110О «культурной шизофрении» среди итальянских интеллектуалов, вызванной радикальным разделением Петраркой латинской и простонародной литературы, что было вызвано его борьбой с наследием Данте, см. Маклафлин, «Гуманизм и итальянская литература», 229.
111См. Франко Саккетти, «Рассказы Саккетти», перевод Mary G. Steegmann (London: J. M. Dent, 1908), 84. Я изменил и модернизировал эти переводы (особенно 95).
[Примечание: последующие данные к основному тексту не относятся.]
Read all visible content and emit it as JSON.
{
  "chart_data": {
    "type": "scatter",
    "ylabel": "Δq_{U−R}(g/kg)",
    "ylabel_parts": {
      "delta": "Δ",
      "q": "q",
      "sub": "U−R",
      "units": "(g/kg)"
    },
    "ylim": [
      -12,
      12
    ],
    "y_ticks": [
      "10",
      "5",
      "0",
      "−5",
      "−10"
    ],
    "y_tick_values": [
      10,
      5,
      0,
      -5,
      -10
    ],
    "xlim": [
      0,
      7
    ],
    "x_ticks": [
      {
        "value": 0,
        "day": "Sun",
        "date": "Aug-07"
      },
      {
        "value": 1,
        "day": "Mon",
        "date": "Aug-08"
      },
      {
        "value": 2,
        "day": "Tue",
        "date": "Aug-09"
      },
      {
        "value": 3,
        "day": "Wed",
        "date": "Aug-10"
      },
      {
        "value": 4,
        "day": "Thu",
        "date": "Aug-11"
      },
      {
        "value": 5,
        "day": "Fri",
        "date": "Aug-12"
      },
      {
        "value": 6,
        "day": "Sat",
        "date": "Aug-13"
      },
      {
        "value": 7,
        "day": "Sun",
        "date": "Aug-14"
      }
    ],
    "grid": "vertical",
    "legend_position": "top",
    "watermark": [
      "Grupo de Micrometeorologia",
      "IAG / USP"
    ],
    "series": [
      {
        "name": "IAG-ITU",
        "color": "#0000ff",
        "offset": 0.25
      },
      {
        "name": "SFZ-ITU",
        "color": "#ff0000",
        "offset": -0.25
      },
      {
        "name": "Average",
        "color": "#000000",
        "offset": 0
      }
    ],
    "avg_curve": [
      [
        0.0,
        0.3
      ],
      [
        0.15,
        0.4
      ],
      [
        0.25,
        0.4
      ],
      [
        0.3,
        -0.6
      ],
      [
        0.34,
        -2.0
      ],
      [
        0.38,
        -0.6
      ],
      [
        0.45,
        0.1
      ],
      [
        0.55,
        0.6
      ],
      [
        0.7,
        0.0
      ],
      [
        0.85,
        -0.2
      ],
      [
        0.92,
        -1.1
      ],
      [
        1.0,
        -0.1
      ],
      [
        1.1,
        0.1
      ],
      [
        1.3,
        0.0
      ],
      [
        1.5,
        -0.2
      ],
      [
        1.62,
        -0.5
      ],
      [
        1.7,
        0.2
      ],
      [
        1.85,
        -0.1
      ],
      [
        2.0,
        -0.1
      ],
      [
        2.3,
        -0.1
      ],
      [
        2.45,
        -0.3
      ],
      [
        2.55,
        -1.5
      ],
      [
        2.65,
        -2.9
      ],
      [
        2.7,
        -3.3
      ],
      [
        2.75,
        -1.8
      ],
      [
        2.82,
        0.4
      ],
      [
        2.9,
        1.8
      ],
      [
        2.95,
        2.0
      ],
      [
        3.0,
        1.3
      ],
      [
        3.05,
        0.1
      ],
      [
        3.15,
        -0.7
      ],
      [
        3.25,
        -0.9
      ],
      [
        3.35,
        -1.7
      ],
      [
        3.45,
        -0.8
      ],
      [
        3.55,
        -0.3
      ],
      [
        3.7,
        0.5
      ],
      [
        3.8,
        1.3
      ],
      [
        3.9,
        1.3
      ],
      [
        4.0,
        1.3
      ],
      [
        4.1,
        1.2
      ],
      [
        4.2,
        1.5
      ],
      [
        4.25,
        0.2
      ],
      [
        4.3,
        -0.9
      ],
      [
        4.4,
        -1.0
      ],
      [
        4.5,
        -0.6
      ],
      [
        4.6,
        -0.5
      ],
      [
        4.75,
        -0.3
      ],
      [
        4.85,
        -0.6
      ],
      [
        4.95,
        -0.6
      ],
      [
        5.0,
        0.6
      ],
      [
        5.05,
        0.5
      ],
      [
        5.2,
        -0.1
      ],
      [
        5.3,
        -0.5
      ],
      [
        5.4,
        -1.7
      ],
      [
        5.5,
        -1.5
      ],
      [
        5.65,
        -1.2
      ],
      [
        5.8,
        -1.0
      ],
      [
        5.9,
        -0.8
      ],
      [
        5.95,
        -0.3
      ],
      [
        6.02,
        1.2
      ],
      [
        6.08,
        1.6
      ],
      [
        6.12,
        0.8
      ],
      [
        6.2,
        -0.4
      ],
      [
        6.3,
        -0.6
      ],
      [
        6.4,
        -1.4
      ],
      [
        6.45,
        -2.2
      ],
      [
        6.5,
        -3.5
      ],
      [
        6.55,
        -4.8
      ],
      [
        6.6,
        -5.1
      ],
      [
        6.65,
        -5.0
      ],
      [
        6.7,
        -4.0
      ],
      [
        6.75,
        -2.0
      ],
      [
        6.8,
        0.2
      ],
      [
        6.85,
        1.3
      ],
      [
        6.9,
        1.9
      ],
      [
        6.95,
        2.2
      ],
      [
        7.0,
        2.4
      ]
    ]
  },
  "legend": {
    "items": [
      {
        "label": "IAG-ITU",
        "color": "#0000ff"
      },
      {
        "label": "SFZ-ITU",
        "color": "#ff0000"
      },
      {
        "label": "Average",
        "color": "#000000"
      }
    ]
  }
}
112Саккетти, «Рассказы Саккетти», 85.
113Саккетти, «Рассказы Саккетти», 87.
114Саккетти, «Рассказы Саккетти», 87.
115Саккетти, «Рассказы Саккетти», 87.
116Саккетти, «Рассказы Саккетти», 95.
117Саккетти написал следующее стихотворение после цикла лекций Боккаччо: Come deggio sperar che surga Dante, Che già chi il sappia legger non si trova, E Giovanni, ch’è morto, ne fe’ scola? «Как смею я надеяться, что Данте возродится, поскольку нет никого, кто бы знал, как его читать, а Джованни, который умер, больше не преподает его?» См. Massimiliano Corrado, La ‘Lectura Dantis’ in Dante, 668; и Франко Саккетти, Il libro delle rime con le lettere. La battaglia delle belle donne, (Turin: UTET, 2007), 316–321 (CLXXX) и 320 (ll. 92–93).